TP-MDDN: Task-Preferenced Multi-Demand-Driven Navigation with Autonomous Decision-Making
Shanshan Li, Da Huang, Yu He, Yanwei Fu, Yu-Gang Jiang, Xiangyang Xue
TL;DR
The paper tackles long-horizon navigation tasks with multiple needs by introducing Tasked-Preferenced Multi-Demand-Driven Navigation (TP-MDDN) and a memory-rich embodied AI framework. It proposes the Autonomous Decision-Making World Model System (AWMSystem) consisting of BreakLLM, LocateLLM, and StatusMLLM, paired with the Multidimensional Accumulated Semantic Map (MASMap) and a Dual-Tempo Action Generator to balance deep reasoning with efficient control.
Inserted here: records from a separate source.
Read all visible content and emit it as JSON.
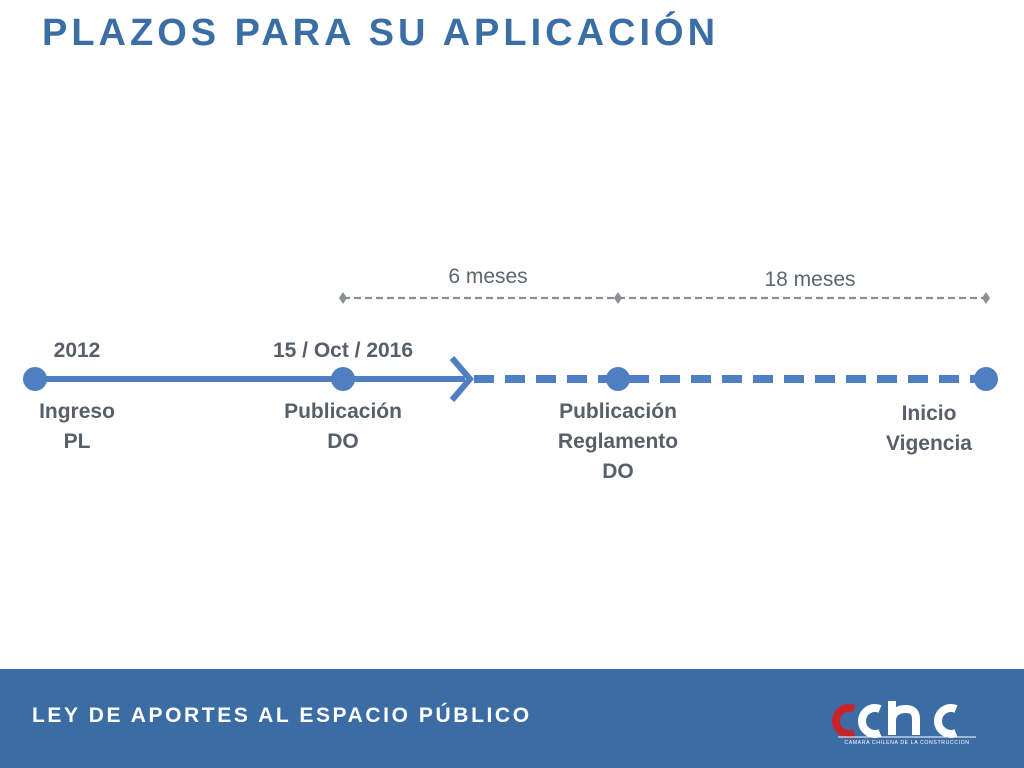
{
  "slide": {
    "title": "PLAZOS PARA SU APLICACIÓN",
    "footer_title": "LEY DE APORTES AL ESPACIO PÚBLICO",
    "logo": {
      "wordmark": "cchc",
      "caption": "CAMARA CHILENA DE LA CONSTRUCCION"
    }
  },
  "timeline": {
    "milestones": [
      {
        "date": "2012",
        "label": [
          "Ingreso",
          "PL"
        ]
      },
      {
        "date": "15 / Oct / 2016",
        "label": [
          "Publicación",
          "DO"
        ]
      },
      {
        "date": "",
        "label": [
          "Publicación",
          "Reglamento",
          "DO"
        ]
      },
      {
        "date": "",
        "label": [
          "Inicio",
          "Vigencia"
        ]
      }
    ],
    "durations": [
      {
        "label": "6 meses"
      },
      {
        "label": "18 meses"
      }
    ]
  },
  "colors": {
    "accent": "#3a6ea5",
    "timeline": "#4f7fc0",
    "dashed_bracket": "#8a8f96",
    "footer_bg": "#3b6ca3",
    "logo_red": "#c8232c"
  }
}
Empirical results on AI2-THOR and ProcTHOR show that the approach achieves superior perception accuracy and navigation robustness compared to state-of-the-art baselines, while maintaining reasonable inference times. This work enhances embodied AI by enabling explicit task preferences and multi-subtask planning without requiring end-to-end retraining, with practical implications for real-world service robots and virtual agents.
Abstract
In daily life, people often move through spaces to find objects that meet their needs, posing a key challenge in embodied AI. Traditional Demand-Driven Navigation (DDN) handles one need at a time but does not reflect the complexity of real-world tasks involving multiple needs and personal choices. To bridge this gap, we introduce Task-Preferenced Multi-Demand-Driven Navigation (TP-MDDN), a new benchmark for long-horizon navigation involving multiple sub-demands with explicit task preferences. To solve TP-MDDN, we propose AWMSystem, an autonomous decision-making system composed of three key modules: BreakLLM (instruction decomposition), LocateLLM (goal selection), and StatusMLLM (task monitoring). For spatial memory, we design MASMap, which combines 3D point cloud accumulation with 2D semantic mapping for accurate and efficient environmental understanding. Our Dual-Tempo action generation framework integrates zero-shot planning with policy-based fine control, and is further supported by an Adaptive Error Corrector that handles failure cases in real time. Experiments demonstrate that our approach outperforms state-of-the-art baselines in both perception accuracy and navigation robustness.